Au grand dam de son père, Taehyung commença à dessiner. Posté dans la prairie à côté de sa maison, le jeune garçon laissait pleuvoir sur son papier des silhouettes divines, sorties de son imagination. Il donnait naissance à ces êtres à l'aide de son fusain, de sa sanguine et de sa craie blanche.

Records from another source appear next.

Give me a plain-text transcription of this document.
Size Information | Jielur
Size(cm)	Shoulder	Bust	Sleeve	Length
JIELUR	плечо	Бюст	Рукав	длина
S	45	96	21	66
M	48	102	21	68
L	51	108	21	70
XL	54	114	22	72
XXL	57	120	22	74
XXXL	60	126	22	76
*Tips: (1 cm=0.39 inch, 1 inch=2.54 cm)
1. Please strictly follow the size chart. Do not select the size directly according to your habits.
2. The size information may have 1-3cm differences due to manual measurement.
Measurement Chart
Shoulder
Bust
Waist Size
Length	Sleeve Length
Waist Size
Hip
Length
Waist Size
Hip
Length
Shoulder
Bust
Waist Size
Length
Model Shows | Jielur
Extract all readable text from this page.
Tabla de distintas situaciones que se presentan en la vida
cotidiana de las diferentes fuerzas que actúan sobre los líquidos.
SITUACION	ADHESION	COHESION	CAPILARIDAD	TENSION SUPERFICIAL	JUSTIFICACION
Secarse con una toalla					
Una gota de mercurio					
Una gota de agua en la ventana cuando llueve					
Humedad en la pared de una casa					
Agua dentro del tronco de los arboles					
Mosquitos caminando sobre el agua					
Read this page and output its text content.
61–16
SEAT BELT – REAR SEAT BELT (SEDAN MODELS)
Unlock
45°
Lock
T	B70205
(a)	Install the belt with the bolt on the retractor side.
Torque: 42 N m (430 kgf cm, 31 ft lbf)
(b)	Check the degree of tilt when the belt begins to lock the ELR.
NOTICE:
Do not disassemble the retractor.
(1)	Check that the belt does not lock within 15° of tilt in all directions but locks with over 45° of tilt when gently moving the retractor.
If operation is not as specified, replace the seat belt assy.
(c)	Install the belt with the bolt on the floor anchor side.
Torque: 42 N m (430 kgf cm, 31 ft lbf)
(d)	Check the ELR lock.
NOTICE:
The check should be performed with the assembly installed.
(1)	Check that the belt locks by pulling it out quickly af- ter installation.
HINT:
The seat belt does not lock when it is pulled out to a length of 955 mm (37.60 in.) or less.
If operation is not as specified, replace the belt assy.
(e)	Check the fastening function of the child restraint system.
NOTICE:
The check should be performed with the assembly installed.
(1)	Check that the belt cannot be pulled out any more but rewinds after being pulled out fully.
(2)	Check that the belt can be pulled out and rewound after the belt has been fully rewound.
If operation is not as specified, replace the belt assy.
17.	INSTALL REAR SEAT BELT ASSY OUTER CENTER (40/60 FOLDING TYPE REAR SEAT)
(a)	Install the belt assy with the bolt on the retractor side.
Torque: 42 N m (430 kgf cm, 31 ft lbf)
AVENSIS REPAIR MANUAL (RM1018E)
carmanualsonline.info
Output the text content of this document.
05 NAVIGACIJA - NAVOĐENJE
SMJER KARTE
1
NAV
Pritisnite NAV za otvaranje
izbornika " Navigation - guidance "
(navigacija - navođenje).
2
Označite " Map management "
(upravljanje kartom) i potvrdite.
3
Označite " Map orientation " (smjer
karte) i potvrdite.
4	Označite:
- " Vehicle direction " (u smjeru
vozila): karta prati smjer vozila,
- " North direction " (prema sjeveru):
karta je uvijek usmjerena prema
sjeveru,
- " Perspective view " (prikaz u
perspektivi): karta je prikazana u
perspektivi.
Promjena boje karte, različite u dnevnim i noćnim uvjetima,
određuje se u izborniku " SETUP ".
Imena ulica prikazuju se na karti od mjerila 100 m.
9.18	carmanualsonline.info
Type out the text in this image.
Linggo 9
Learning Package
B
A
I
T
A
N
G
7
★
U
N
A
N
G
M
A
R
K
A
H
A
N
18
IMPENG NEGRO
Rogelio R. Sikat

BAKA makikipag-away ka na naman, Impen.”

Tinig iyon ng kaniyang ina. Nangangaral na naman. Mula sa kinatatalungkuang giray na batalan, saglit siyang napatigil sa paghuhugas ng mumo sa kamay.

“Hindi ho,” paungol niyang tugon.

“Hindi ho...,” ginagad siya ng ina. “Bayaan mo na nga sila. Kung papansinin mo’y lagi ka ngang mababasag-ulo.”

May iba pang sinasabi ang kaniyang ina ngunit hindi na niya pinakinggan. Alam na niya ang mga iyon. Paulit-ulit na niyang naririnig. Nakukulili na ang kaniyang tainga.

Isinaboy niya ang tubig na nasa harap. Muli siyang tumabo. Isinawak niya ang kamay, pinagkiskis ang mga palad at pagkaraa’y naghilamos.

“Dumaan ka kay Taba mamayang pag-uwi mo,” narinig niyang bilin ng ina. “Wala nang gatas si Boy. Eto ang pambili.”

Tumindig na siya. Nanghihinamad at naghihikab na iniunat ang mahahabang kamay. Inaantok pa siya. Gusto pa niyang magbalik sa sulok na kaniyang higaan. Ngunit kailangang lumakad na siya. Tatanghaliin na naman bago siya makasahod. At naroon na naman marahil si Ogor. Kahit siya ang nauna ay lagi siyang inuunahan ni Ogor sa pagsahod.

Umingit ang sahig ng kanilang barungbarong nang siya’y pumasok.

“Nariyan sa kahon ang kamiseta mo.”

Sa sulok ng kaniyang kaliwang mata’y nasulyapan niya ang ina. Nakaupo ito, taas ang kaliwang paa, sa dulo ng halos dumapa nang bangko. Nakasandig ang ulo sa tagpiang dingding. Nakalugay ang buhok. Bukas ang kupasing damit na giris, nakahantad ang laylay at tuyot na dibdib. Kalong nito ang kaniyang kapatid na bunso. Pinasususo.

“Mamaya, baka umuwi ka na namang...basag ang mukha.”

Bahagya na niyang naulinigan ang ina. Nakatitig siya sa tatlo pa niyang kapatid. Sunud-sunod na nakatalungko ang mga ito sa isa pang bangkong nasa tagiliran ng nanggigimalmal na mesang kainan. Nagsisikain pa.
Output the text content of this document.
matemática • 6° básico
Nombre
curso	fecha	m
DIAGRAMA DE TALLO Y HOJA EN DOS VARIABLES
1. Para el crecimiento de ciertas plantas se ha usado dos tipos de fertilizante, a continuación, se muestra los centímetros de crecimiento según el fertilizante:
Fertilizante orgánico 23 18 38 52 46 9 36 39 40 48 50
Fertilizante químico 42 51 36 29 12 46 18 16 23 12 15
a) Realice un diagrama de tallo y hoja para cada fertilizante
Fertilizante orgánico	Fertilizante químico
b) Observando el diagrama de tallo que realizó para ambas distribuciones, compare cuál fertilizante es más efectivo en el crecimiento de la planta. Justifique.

En voyant les travaux de son fils, Chung-su comprit que Taehyung ne serait jamais un Yangban. Peut-être même qu'il serait capable de se détacher de ces classes sociales, s'élevant au-dessus, comme s'il transcendait le monde. Il voyait les dessins de son fils, admirait la qualité des courbures qui sortaient de ses mains enchanteresses...Jamais il n'avait vu ça. Il concéda alors que l'avenir de Taehyung était peut-être tout autre. Par le simple fait que ses doigts avaient été bénis, Chung-sun y vit là une chance. Taehyung travaillerait pour les plus grands, il le savait.

Agé de treize ans, le garçon dont les boucles brunes encadraient son visage à la manière d'un ange, n'était que confusion. Sous le règne du roi Yônsan que l'on surnommait " le fidèle tyran" une guerre de religion éclatait aux quatre coins du royaume. Le confucianisme qui avait toujours été présent était désormais doucement éclipsée par d'autres religions. Le bouddhisme avait refait son apparition, elle qui avait été si injustement balayée par le roi Taejo. Taehyung aimait bien cette religion, car elle promettait une sorte de révélation, celle de la conscience de la nature de la vie, de la mort et de l'existence.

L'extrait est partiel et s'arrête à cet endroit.